The Valais Blackneck is a Swiss breed of domestic goat from the canton of Valais. It has a distinctive colouring, black from the nose to behind the shoulder and white from there to the tail.

It is distributed in southern Switzerland – the largest concentration is in the area of Visp (Viège) – and in neighbouring areas of northern Italy; it is present in modest numbers in Austria and Germany. It is known by many names, including Walliser Schwarzhalsziege or Gletschergeiss; Col Noir du Valais, Chèvre des Glaciers or Race de Viège; and Vallesana or Vallese.

== History ==

The Walliser Schwarzhalsziege is a traditional breed of the Swiss canton of Valais. A herd-book was established in 1920.

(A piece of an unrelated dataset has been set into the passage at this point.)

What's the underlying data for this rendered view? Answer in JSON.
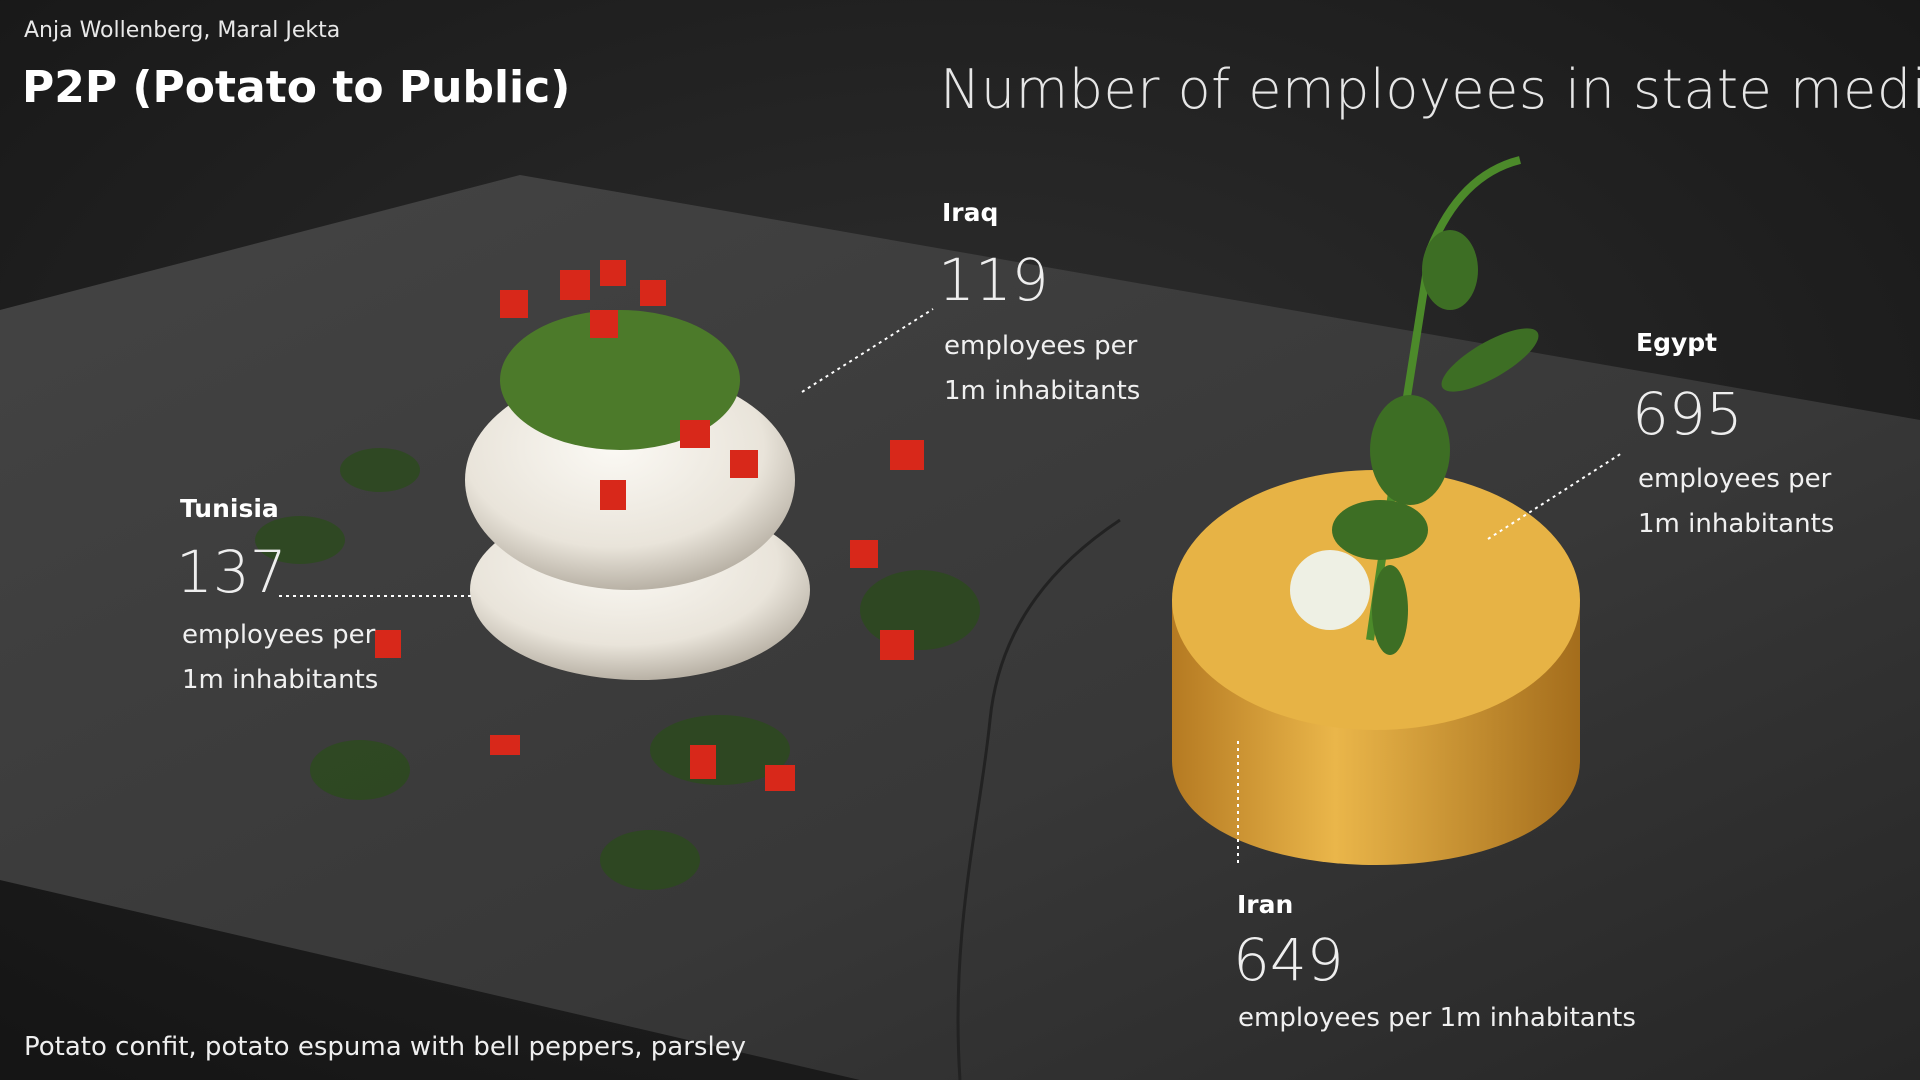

Within Italy, the Vallesana is raised in the provinces of Verbania and Vercelli. It is one of the forty-three autochthonous Italian goat breeds of limited distribution for which a herd-book is kept by the Associazione Nazionale della Pastorizia, the Italian national association of sheep- and goat-breeders.

At the end of 2013 the total numbers for the breed were 3000±– in Switzerland and either 191 or 446 in Italy. In 2012 Austria reported 100±– head and Germany 429.

== Characteristics ==

The Valais Blackneck is of medium size; nannies stand on average 75 cm at the withers, with a body weight of at least 55 kg, billies are on average about 10 cm taller and weigh no less than 75 kg. The colouring of the coat is distinctive: coal black from the nose to behind the shoulder and snow white from there to the tail; the division between the two colours is clearly defined, and should be within ±3 cm of the point where the last rib meets the spine. The fore hooves are black, the hind ones pale. The coat hair is long and the skin is fine; horns are present in both sexes, as is a black beard; the horns are larger in billies.

The English Bagot is similarly coloured, and has been thought to derive from this breed by descent from one presented to Richard II of England in 1387; DNA studies have shown that the Bagot originated in Spain.

== Use ==

The Valais Blackneck is reared principally for its meat; it is not usually milked. The milk yield is approximately 500 kg per lactation. The pelts may be used to make leather goods.

The goats are also used for vegetation management: they move freely on steep mountain terrain, which they help to keep clear of excess scrub vegetation.